Three Poems by Tali Cohen Shabtai

 

I am Tali 

I read prose only in the third person,
and only translated prose,
poetry, I also read in Hebrew.

I love Wislawa Szymborska, she copies in written word
the creation
in a brilliant fashion, and was recognized during her lifetime and was not among
the female poets who danced the ‘dance of death in life’
for that I lowered her credit.

I think it’s impossible to tag in one breath! A contemporary poetess with
characters that preserved the myth of the ‘cursed poetesses’. For they are
found only in the underground or tomb
There is no negotiation with this judgement

Mainstreamism repels me.
Bestsellers I do not touch.
I love nonfiction books.
Newspapers do not count at all as the writing and reading genre.

And my therapist I address in the second person singular
while omitting the third degree: “doctor”, it’s ok, it’s acceptable –
many poetesses have sat in my chair in front of him
Anne Sexton, Sylvia Plath,
and those who ended up as their own hangman.

I often write in the first person singular and also to talk
It is
my way to circumvent
myself from afar.

And do not ask what I often write about! I do not like rhetorical questions that belittle
my intellect.


 

Controversial

I love people who
are controversial
that their polemic is spiced with unambiguity
in doses
that they eat throughout the day.

And that taboo is not only for purposes
of research for them
in the night hours
when the darkness encourages humankind
to communicate
hormone with hormone in the intercourse
of two
at the most!

There are other women
who fertilize a number of men
in a day, and wear a necklace around
their necks with ‘phallic’ stones
by the light of day
they are
the polyandrous.

I love controversial people
like Yeshayahu Leibowitz
who
forces us to see with brutal clarity
the sharp-tonged intonation
that for various reasons was comfortable for us
to evade

he earned Israeli society’s nickname “prophet of the apocalypse.”

He
conceived concepts of philosophical questions
and found in them contradictions
even though many claimed otherwise –
for that, I have solidarity with him

moreover, he did it so
differently from the accepted definition
that stimulates and challenges
my
intellect

his sharply-phrased wording and use
of the paradoxical
could instigate in me
an orgasm
of the sensual type
in the hours when I read
his book
“Five Books of Faith.”

I like being me
I don’t flow continuously
in the water
that you are sipping now
I shock your
digestion
until the body cries out
to vomit
like this poem that is not understood.


 

Margins of society

I love remote sights
they provide an answer to offer a glance at the lives of human beings on the margins of society,
it’s funny how much transparency there is in them – until I
see my own life within them.

Empty and fearful, the impure and lepers, homosexuals and transsexuals, prostitutes and homeless harlots, junkies
gripped with insanity
those lacking everything, incurable patients,
gangs.

These in these places
with an element devoid of any status – indeed
the status indicates location while the role indicates the active part

It is enough to smell the figurative stench
in remote places
to
understand the departure of these people
from what was once their role before life on the spine that involved
expectations of society
and secondly of their status, where they were before
in society
These are two sides of the coin: a status and a role that no longer attach importance to them in these remote places when they are detached like a banknote to a whore on the margins of society
in an urban alley

In typography, the margins are the blank part that is commonly left between the body text and the edge of the sheet of paper
as is well known, the margins surround the text on its four sides and are usually blank

As in life just not from my angle of view
the core of the page is the text that the margins
delineate
but why wasn’t it mentioned that there are other messages that characterize margins other than being “blank”?

Like
constant headlines,
page numbering or footnotes. In the past it was customary to decorate the margins of manuscripts with illustrations I am sure that even today.

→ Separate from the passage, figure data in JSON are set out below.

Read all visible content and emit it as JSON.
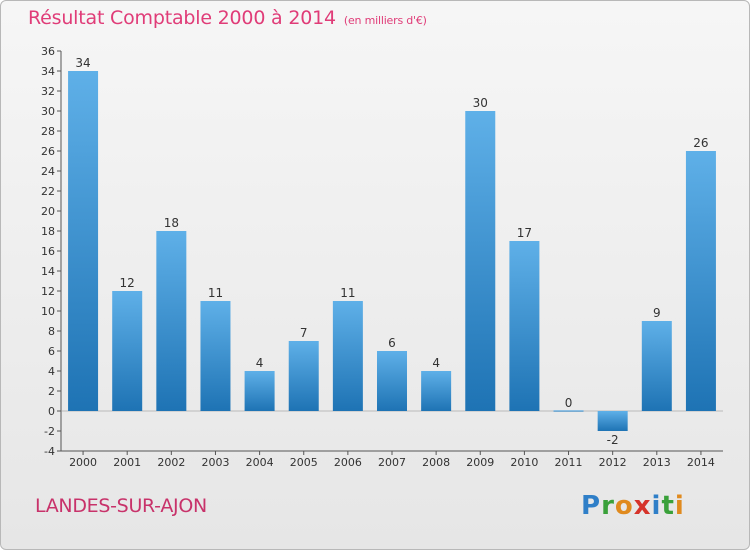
{
  "title": "Résultat Comptable 2000 à 2014",
  "unit_note": "(en milliers d'€)",
  "place": "LANDES-SUR-AJON",
  "brand": {
    "letters": [
      "P",
      "r",
      "o",
      "x",
      "i",
      "t",
      "i"
    ],
    "colors": [
      "#2f7fc8",
      "#3aa13a",
      "#e08a1e",
      "#d6332a",
      "#2f7fc8",
      "#3aa13a",
      "#e08a1e"
    ]
  },
  "colors": {
    "bar_top": "#5fb0e8",
    "bar_bottom": "#1e73b4",
    "title": "#e03c78"
  },
  "chart_data": {
    "type": "bar",
    "title": "Résultat Comptable 2000 à 2014",
    "subtitle": "(en milliers d'€)",
    "xlabel": "",
    "ylabel": "",
    "categories": [
      "2000",
      "2001",
      "2002",
      "2003",
      "2004",
      "2005",
      "2006",
      "2007",
      "2008",
      "2009",
      "2010",
      "2011",
      "2012",
      "2013",
      "2014"
    ],
    "values": [
      34,
      12,
      18,
      11,
      4,
      7,
      11,
      6,
      4,
      30,
      17,
      0,
      -2,
      9,
      26
    ],
    "ylim": [
      -4,
      36
    ],
    "yticks": [
      -4,
      -2,
      0,
      2,
      4,
      6,
      8,
      10,
      12,
      14,
      16,
      18,
      20,
      22,
      24,
      26,
      28,
      30,
      32,
      34,
      36
    ],
    "grid": false,
    "legend": "none"
  }
}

How lovely such a notebook!

Think about it! If it weren’t for the margins that are the page’s pillar, the text would not be
possible
whether the page margins
fill a space of 2.54 cm or less.

But!
Typically, the reader chooses to completely ignore the existence of the margins and continues reading.
That’s how it is in life, too.


 

About the Author

 

Tali Cohen Shabtai was born in Jerusalem, Israel. She began writing poetry at the age of six. Her first set of poems were published in the Israeli magazine ‘Moznayim’ when she was fifteen years old. Tali has written three poetry books: “Purple Diluted in a Black’s Thick”, (bilingual 2007), “Protest” (bilingual 2012) and “Nine Years From You” (2018). She is a member of the Hebrew Writers Association and the Israeli Writers Association. Tali’s poems express spiritual and physical exile. She is studying the exile and freedom paradox and her cosmopolitan vision is very apparent in her writings.